Model-Agnostic Private Learning

We design differentially private learning algorithms that are agnostic to the learning model assuming access to a limited amount of unlabeled public data. First, we provide a new differentially private algorithm for answering a sequence of m online classification queries (given by a sequence of m unlabeled public feature vectors) based on a private training set. Our algorithm follows the paradigm of subsample-and-aggregate, in which any generic non-private learner is trained on disjoint subsets of the private training set, and then for each classification query, the votes of the resulting classifiers ensemble are aggregated in a differentially private fashion. Our private aggregation is based on a novel combination of the distance-to-instability framework [26], and the sparse-vector technique [15, 18]. We show that our algorithm makes a conservative use of the privacy budget.
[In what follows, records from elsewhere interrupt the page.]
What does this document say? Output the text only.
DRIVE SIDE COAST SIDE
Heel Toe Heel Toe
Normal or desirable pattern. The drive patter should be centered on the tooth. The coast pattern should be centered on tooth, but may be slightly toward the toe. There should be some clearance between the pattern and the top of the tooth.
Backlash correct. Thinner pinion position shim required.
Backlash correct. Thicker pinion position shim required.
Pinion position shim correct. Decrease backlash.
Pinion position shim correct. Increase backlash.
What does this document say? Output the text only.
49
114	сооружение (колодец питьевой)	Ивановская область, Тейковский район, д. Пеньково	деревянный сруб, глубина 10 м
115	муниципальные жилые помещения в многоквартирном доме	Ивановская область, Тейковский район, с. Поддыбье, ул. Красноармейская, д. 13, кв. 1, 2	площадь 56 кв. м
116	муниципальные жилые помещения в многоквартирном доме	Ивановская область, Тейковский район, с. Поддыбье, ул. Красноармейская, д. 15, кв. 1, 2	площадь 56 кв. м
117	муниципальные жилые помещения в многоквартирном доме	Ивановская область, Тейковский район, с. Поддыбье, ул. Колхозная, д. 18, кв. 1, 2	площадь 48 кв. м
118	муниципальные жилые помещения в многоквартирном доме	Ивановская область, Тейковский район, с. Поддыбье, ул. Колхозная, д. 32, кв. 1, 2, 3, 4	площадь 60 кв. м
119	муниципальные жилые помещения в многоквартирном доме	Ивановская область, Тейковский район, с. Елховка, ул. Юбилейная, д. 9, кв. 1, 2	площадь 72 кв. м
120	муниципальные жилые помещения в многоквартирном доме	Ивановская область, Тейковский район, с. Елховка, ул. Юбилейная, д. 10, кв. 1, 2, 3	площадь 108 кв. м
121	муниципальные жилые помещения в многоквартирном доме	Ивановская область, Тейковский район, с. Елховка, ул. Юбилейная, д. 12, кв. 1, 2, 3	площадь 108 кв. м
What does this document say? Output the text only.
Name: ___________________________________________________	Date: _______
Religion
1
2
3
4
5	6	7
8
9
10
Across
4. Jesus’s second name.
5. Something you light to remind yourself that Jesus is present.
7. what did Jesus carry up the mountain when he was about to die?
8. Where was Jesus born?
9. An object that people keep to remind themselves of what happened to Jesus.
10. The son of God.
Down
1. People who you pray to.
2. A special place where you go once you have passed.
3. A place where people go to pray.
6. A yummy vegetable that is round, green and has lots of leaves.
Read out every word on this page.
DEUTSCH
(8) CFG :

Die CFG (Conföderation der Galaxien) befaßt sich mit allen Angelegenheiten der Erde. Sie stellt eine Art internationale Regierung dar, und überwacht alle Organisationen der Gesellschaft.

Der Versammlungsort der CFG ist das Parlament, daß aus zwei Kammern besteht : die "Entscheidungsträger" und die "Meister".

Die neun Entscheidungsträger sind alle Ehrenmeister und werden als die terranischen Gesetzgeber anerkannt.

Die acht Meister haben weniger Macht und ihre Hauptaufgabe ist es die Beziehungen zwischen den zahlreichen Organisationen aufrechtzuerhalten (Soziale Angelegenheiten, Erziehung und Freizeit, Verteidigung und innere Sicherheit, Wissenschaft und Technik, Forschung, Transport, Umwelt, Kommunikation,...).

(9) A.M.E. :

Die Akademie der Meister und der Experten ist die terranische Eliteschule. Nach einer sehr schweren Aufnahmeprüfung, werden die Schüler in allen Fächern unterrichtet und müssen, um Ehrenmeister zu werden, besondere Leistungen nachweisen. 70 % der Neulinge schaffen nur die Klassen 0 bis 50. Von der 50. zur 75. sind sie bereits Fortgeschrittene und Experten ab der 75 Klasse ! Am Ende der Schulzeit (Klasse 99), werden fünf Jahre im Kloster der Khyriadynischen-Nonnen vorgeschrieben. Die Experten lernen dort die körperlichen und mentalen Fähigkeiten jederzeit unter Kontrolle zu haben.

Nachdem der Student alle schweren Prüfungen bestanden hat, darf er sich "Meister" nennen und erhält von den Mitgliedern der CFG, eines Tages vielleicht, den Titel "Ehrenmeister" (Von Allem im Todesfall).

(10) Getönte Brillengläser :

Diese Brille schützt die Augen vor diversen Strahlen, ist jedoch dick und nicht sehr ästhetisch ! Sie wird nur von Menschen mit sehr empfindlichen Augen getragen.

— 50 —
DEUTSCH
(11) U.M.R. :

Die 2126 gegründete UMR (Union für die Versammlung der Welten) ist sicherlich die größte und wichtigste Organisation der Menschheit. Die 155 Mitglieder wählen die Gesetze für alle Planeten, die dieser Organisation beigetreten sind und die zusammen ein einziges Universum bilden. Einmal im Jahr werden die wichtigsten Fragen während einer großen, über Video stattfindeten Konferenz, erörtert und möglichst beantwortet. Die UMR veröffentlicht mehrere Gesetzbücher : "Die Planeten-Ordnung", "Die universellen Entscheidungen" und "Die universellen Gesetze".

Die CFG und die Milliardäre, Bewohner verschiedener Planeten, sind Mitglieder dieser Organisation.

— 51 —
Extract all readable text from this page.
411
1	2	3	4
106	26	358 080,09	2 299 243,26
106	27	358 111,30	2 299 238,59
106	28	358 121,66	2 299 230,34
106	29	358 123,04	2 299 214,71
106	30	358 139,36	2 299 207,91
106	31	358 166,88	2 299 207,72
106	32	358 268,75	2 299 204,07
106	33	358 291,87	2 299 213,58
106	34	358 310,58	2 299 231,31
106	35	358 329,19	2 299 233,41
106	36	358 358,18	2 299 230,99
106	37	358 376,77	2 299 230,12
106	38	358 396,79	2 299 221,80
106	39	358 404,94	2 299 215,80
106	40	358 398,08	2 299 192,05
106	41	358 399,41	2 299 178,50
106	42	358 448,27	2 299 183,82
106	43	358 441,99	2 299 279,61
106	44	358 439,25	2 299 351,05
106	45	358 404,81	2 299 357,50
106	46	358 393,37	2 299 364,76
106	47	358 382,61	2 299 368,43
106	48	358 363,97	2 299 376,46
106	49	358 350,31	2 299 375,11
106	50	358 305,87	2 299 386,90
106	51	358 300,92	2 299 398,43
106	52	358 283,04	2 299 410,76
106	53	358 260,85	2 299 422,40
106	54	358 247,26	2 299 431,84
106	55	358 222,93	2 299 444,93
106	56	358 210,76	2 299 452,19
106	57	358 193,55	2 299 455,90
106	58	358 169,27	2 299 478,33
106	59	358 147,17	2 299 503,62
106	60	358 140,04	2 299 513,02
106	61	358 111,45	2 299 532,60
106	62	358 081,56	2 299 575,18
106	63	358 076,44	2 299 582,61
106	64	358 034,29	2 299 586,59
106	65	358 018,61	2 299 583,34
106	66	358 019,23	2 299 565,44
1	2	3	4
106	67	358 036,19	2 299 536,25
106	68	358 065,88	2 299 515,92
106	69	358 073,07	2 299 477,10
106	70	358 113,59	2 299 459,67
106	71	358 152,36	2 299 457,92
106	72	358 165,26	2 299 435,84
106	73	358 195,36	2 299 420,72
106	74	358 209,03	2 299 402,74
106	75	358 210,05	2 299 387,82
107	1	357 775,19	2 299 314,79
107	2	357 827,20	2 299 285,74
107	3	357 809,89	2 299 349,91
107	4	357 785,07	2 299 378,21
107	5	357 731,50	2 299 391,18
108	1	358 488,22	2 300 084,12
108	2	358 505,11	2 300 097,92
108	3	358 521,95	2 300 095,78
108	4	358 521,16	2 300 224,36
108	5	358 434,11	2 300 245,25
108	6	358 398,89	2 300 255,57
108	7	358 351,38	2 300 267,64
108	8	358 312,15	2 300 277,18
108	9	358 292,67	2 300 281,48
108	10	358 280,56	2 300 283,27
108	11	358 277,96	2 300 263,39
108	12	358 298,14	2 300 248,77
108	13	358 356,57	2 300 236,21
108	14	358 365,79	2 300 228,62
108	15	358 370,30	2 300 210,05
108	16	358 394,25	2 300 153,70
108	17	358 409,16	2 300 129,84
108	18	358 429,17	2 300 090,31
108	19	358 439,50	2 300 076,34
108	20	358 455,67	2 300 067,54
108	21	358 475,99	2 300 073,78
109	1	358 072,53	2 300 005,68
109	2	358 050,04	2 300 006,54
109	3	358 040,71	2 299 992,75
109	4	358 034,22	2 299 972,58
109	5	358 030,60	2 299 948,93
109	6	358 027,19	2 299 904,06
In particular, if the underlying non-private learner yields a classification error of at most alpha is an element of (0, 1), then our construction answers more queries, by at least a factor of 1/alpha in some cases, than what is implied by a straightforward application of the advanced composition theorem for differential privacy. Next, we apply the knowledge transfer technique to construct a private learner that outputs a classifier, which can be used to answer an unlimited number of queries. In the PAC model, we analyze our construction and prove upper bounds on the sample complexity for both the realizable and the non-realizable cases Similar to non-private sample complexity, our bounds are completely characterized by the VC dimension of the concept class.